Vision provides us information that can be used for adaptively controlling our locomotion. However, we still do not fully understand how humans perceive and use it in a dynamic environment. This implies that information from visual sensors, e.g. cameras, has not yet been fully employed in autonomous systems. This project will study human eye movement during locomotion using a mobile eye tracker, leading to a better understanding of human perception and what low-level features drive decisions, particularly in complex visual task. Recent research suggested that reflexive (intense stimuli) and controlled (voluntary) processes converge on a common neural architecture. Therefore, we are developing bottom-up and top-down approaches together, i.e. saliency for locomotion will be modelled associated to the task difficulty.

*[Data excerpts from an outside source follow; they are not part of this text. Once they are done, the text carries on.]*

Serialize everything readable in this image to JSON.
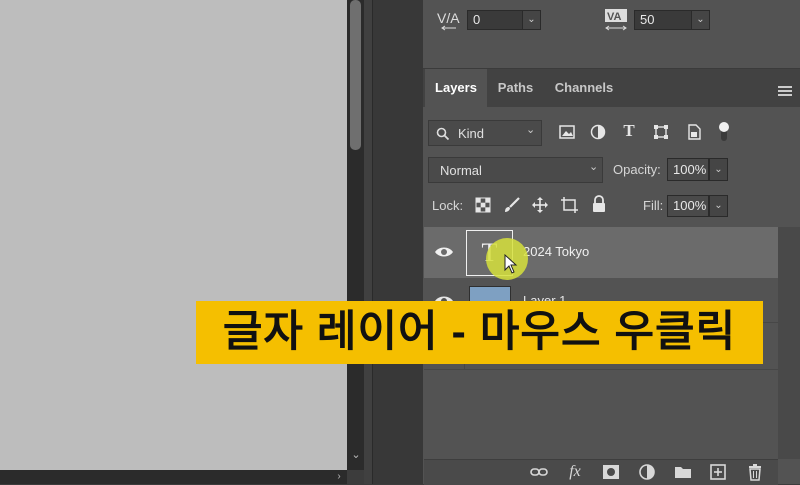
{
  "character": {
    "kerning_value": "0",
    "tracking_value": "50",
    "kerning_icon": "VA-kerning-icon",
    "tracking_icon": "VA-tracking-icon"
  },
  "tabs": [
    {
      "label": "Layers",
      "active": true
    },
    {
      "label": "Paths",
      "active": false
    },
    {
      "label": "Channels",
      "active": false
    }
  ],
  "filter": {
    "kind_label": "Kind"
  },
  "blend": {
    "mode": "Normal",
    "opacity_label": "Opacity:",
    "opacity_value": "100%"
  },
  "lock": {
    "label": "Lock:",
    "fill_label": "Fill:",
    "fill_value": "100%"
  },
  "layers": [
    {
      "name": "2024 Tokyo",
      "type": "text",
      "thumb_glyph": "T",
      "visible": true,
      "selected": true
    },
    {
      "name": "Layer 1",
      "type": "pixel",
      "visible": true,
      "selected": false
    }
  ],
  "caption": "글자 레이어 - 마우스 우클릭",
  "colors": {
    "canvas": "#bdbdbd",
    "panel": "#535353",
    "selected_row": "#6b6b6b",
    "caption_bg": "#f5bf00",
    "cursor_highlight": "#d6e13c"
  }
}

We proposed a novel method of salience and priority estimation for the human visual system during locomotion. This visual information contains dynamic content derived from a moving viewpoint. The priority map, ranking key areas on the image, is created from probabilities of gaze fixations, merged from bottom-up features and top-down control on the locomotion. Two deep convolutional neural networks (CNNs), inspired by models of the primate visual system, are employed to capture local salience features and compute probabilities. The first network operates through the foveal and peripheral areas around the eye positions. The second network obtains the importance of fixated points that have long durations or multiple visits, of which such areas need more times to process or to recheck to ensure smooth locomotion. The results show that our proposed method outperforms the state-of-the-art by up to 30%, computed from average of four well known metrics for saliency estimation.
We proposed a novel method of fixation identification for mobile eye trackers. The most significant benefit of our method over the state-of-the-art is that it achieves high accuracy for low-sample-rate devices worn during locomotion. This in turn delivers higher quality datasets for further use in human behaviour research, robotics and the development of guidance aids for the visually impaired. The proposed method employs temporal characteristics of the eye positions combined with statistical visual features extracted using a deep convolutional neural network through the fovea and peripheral areas around the eye positions. The results show that the proposed method outperforms existing methods by up to 16 % in terms of classification accuracy.